Analysis of the mitochondrial function of MTIF3 knock-out cells rescued by the MTIF3-coding plasmid. The designations are the same for all panels (WT + vector: wild type cells transfected with the empty vector; MTIF3 KO + vector: mutant cells with disrupted MTIF3 gene transfected with the empty vector; WT rescued: wild type cells transfected with the MTIF3-coding plasmid; MTIF3 KO rescued: mutant cells with disrupted MTIF3 gene transfected with the MTIF3-coding plasmid). (A) The results of the IF3mt immunodetection by Western blot (left panel). Cell lines used for the experiment are depicted on the top. The bands of the native IF3mt and the fusion protein IF3mt-HA are marked with the arrows. The positions of the protein molecular weight markers together with their weights in kDa are depicted on the left.

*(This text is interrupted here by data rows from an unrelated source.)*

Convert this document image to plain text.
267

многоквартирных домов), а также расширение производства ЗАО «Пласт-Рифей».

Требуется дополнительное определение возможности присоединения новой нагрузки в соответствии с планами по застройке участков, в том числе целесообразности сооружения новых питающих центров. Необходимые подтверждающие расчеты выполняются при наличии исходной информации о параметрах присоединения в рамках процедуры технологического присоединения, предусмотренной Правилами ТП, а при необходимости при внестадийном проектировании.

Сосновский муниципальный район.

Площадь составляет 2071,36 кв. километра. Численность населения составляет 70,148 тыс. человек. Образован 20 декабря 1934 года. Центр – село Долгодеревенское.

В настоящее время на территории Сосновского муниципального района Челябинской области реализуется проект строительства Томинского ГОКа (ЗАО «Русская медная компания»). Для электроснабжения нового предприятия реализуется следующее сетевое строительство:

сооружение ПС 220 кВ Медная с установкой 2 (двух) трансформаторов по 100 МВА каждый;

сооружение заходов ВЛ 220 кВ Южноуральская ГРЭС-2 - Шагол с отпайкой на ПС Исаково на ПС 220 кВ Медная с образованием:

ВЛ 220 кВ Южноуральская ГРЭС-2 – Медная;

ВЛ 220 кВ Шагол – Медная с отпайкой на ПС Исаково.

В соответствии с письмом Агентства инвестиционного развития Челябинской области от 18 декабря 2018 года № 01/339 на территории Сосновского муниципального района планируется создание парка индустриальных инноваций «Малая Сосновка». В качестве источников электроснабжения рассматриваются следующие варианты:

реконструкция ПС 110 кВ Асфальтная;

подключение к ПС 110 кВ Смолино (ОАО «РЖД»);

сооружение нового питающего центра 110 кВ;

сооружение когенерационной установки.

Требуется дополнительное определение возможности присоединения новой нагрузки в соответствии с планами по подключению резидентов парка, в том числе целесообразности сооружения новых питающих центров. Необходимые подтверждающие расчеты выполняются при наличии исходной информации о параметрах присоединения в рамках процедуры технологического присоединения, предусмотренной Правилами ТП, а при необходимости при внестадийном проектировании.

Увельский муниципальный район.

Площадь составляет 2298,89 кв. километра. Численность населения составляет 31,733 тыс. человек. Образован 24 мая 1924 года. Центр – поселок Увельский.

As a loading control, the gel with the same samples loaded was stained by Coomassie R250 (right panel). (B) The radioautograph of labeled mitochondrial translation products separated in 15–20% gradient PAAG (left panel). Cell lines used for the experiment are depicted on the top. Individual mitochondrial proteins are marked on the left. The asterisk marks the band of ATP6. As loading control, the gel was stained with Coomassie R250 (right panel). (C) Calculations of the relative quantities of mitochondrial translation products shown in (B). The frame marks the partial restoration of the ATP6 amount in mutant cells as a result of the MTIF3 synthesis from the plasmid. The error bars were built based on three independent experiments.

Figure 4

The proposed model explaining the effect of MTIF3 deletion in human cells. (A) The situation in the wild type cells when MTIF3 is expressed. (B) The situation in MTIF3-deficient cells. See Discussion for the details.